If you weren't aware before, Wikipedia is a "open" page for thinkers, casual knowledge junkies and common folk alike to contribute articles, edit entries and collaboratively assemble knowledge and history that comes from all over the world. Critics, especially those in the field of academia, often label the site as not credible and unsuitable for use in academic research, and virtually anything that requires proper citation and attribution of sources. The claims are generally unwarranted, though-various research, as long ago as 2005, has shown that Wikipedia is comparable in accuracy to the Encyclopedia Britannica.

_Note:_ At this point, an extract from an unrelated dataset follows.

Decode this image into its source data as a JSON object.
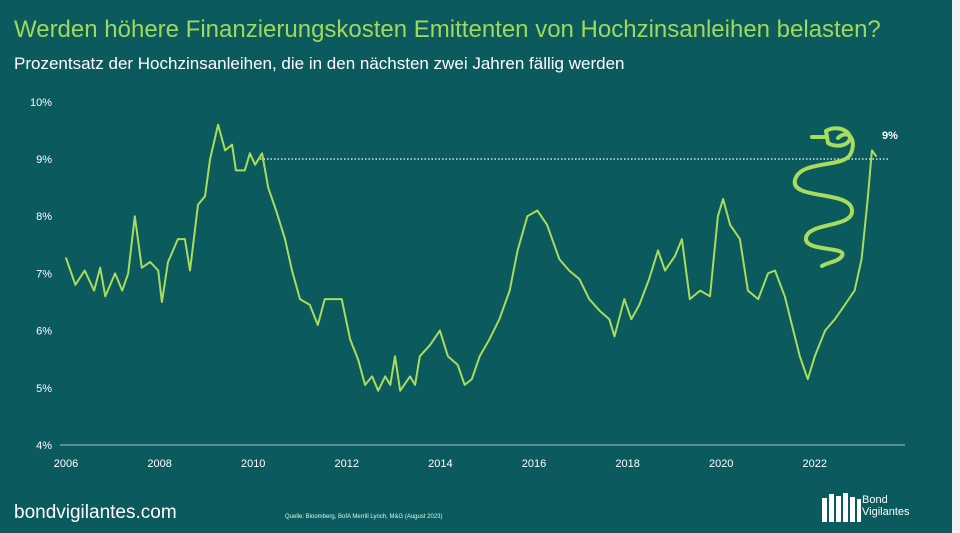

One thing users often overlook is just how much regulation, editing and collaboration there really is. The Wikipedia site itself is self-regulated: the servers have built-in algorithms that detect changes to popular, preserved articles-"Abraham Lincoln," for example-and can remove blanking, factual inaccuracy and any sort of malicious activity in as quick as a few minutes, but some times can take hours for articles that are less regulated or not as preserved.
Credibility aside, it's nearly impossible to refute the overall contribution that Wikipedia has made in terms of raw, accessible information at a moment's notice. After all, most of us just Google a phrase in order to go straight to Wikipedia.